Peter Rowley-Conwy | |
Birth Place: | Copenhagen, Denmark |
Nationality: | British |
Education: | Marlborough College |
Alma Mater: | Magdalene College, Cambridge |
Thesis Title: | Continuity and change in the prehistoric economics of Denmark 3700 BC to 2300 BC |
Thesis Year: | 1980 |
Discipline: | Archaeology |
Peter Rowley-Conwy, (born 1951) is a British archaeologist and academic. He was Professor of Archaeology at Durham University from 2007 to 2020, having joined the university as a lecturer in 1990: he is now professor emeritus. He had previously taught and researched at Clare Hall, Cambridge and the Memorial University of Newfoundland.
Rowley-Conwy was born in Copenhagen in 1951. He is the son of Geoffrey Alexander Rowley-Conwy, 9th Baron Langford and Grete von Freiesleben.[1] He attended Marlborough College, and studied archaeology at Magdalene College, Cambridge, graduating in 1973. He also studied for a doctorate at Cambridge, under Grahame Clark, which he received in 1980. His thesis was on the Mesolithic–Neolithic transition in Denmark.[2]
After completing his PhD, from 1982 to 1985 Rowley-Conwy worked on the Tell Abu Hureyra project, directed by Anthony Legge, and later held the position of research fellow at Clare Hall, University of Cambridge (1986–88, 1989–90). He spent the year 1988–89 as an associate professor in the Department of Anthropology, Memorial University of Newfoundland. In 1990, Rowley-Conwy was appointed to a lectureship in the Department of Archaeology at Durham University, where he was promoted to Reader in 1996[3] and professor in 2007. He retired in 2020, and was appointed Professor Emeritus by Durham.[4]
Rowley-Conwy's research has focussed on hunter-gatherers and early farmers, in particular the nature of the transition between these cultural episodes.
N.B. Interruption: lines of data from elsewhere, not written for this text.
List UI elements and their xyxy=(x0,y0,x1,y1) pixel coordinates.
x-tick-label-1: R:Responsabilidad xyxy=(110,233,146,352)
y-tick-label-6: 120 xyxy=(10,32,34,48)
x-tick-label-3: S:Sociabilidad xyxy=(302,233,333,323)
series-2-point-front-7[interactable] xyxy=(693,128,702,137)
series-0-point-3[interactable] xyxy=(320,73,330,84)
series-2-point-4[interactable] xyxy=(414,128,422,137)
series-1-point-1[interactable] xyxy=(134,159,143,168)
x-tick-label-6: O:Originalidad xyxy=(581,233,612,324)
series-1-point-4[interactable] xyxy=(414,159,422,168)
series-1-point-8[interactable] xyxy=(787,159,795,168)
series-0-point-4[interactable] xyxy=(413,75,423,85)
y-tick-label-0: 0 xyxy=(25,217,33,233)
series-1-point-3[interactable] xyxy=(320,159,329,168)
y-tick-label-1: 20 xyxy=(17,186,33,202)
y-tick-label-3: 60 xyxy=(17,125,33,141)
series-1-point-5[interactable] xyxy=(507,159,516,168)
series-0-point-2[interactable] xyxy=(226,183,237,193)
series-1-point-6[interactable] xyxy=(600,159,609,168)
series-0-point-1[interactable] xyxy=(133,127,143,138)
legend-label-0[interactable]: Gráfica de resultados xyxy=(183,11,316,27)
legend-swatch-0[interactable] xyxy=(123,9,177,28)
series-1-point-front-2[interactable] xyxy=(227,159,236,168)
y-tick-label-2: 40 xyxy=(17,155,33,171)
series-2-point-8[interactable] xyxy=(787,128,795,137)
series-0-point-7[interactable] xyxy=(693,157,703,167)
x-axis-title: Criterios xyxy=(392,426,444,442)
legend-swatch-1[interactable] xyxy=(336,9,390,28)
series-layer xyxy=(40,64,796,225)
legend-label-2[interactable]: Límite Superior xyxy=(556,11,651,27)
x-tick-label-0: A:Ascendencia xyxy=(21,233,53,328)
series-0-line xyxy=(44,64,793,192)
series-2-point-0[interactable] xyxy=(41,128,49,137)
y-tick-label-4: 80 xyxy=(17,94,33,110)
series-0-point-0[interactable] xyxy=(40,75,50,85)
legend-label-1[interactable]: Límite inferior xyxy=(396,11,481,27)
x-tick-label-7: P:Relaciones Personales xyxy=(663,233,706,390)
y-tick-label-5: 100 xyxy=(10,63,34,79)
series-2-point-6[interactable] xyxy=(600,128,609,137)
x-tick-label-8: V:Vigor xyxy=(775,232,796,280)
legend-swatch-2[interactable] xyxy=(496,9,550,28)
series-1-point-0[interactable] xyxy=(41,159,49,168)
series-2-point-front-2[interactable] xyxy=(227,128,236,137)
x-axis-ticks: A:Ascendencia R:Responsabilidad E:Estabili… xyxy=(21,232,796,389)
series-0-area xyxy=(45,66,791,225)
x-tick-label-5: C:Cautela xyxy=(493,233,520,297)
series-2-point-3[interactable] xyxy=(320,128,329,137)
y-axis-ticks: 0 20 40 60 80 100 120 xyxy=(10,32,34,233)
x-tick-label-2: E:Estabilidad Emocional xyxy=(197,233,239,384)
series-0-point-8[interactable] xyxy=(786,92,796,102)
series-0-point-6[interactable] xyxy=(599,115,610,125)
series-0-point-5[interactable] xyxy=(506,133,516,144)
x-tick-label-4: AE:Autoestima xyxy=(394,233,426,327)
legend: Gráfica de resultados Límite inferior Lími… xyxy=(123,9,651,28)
He also has an interest in the history of archaeological approaches to that period. A specialist on faunal remains and their contribution to archaeology, he has published widely on European material, including in Scandinavia[5] and Britain,[6] and analysed the major faunal assemblage from Arene Candide in Italy.[7] Since 2000 he has run the Durham Pig Project, which has examined pig domestication around the world by a variety of means.[8] Beyond Europe, his work on the animal bones from Tell Abu Hureyra has been published.[9] Rowley-Conwy has collaborated in a book on the anthropology and archaeology of hunter-gatherers.[10] His work on the remains of agricultural crop plants from Qasr Ibrim (in collaboration with Dr. Alan Clapham) is in course of publication.[11]
Rowley-Conwy has also written about the history of Christian Jürgensen Thomsen's three age system (Stone Age – Bronze Age – Iron Age), and its impact on archaeology in Denmark, Britain and Ireland.[12]
Rowley-Conwy was elected Fellow of the Society of Antiquaries (FSA) on 2 July 2009.[13]